Malpractice claims do not drive up doctors’ insurance premiums. Researcher at the National Bureau of Economic Research reported that “increases in malpractice payments made on behalf of physicians do not seem to be the driving force behind increases in premiums.” Similarly, Americans for Insurance Reform conducted an analysis of the relationship between insurance payouts and premiums charged and found that, “[n]ot only was there no ‘explosion’ in lawsuits, jury awards or any tort system costs to justify the astronomical premium increases that doctors have been charged in recent years. These rate increases were rather driven by the economic cycle of the insurance industry, driven by declining interest rates and investment.”
Additionally, an American Association of Justice analysis in 2008 of financial statements filed by the 10 largest malpractice insurers found that the average profits of these companies are higher than 99 percent of all Fortune 500 companies.

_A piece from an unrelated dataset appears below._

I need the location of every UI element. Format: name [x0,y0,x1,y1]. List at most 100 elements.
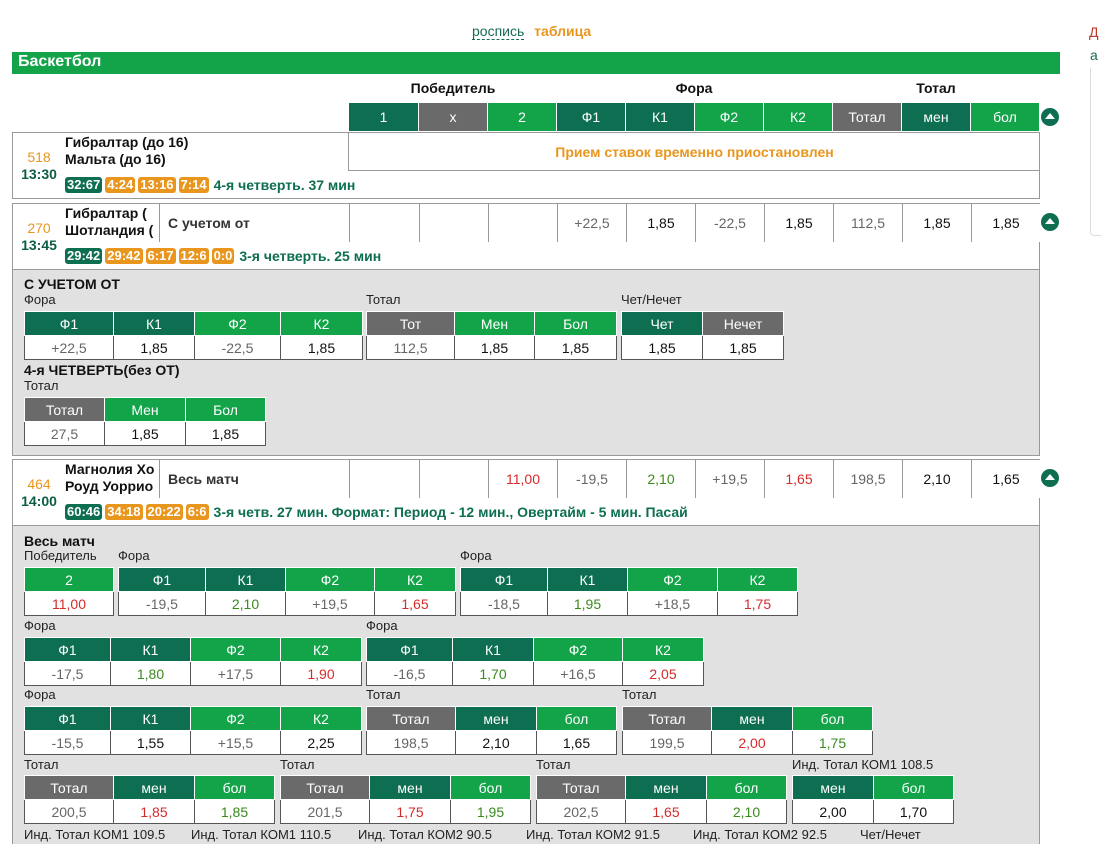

Medical malpractice reform will not lower insurance rates. Medical malpractice reforms often are passed under the guise they will lower physicians’ liability premiums. In 2009, the average liability premium in states without compensation limits were lower than the average premium in states with such limitations. In Texas, a state with very restrictive limits, the opposite has occurred. Following the Texas’s enactment of limits, GE Medical Protective, one of the nation’s largest medical malpractice insurers, announced a 19 percent increase in premiums.
Finally, the true solution lies not in tort reform, but rather in insurance industry reform. In March 2010, an AMA report “Competition in Health Insurance: A Comprehensive Study of U.S. Markets,” stated that “[a]n absence of competition in health insurance markets is clearly not in the best economic interest of patients. The [American Medical Association] has urged the Department of Justice and state agencies to more aggressively enforce antitrust laws that prohibit harmful [insurance] mergers.”
The campaign for medical malpractice reform uses simplistic rhetoric not supported by facts. We cannot afford to sacrifice the right to a trial by jury to accommodate misguided political pressure.
Christopher K. Yarbro is a lawyer in private practice in Popular Bluff, Mo.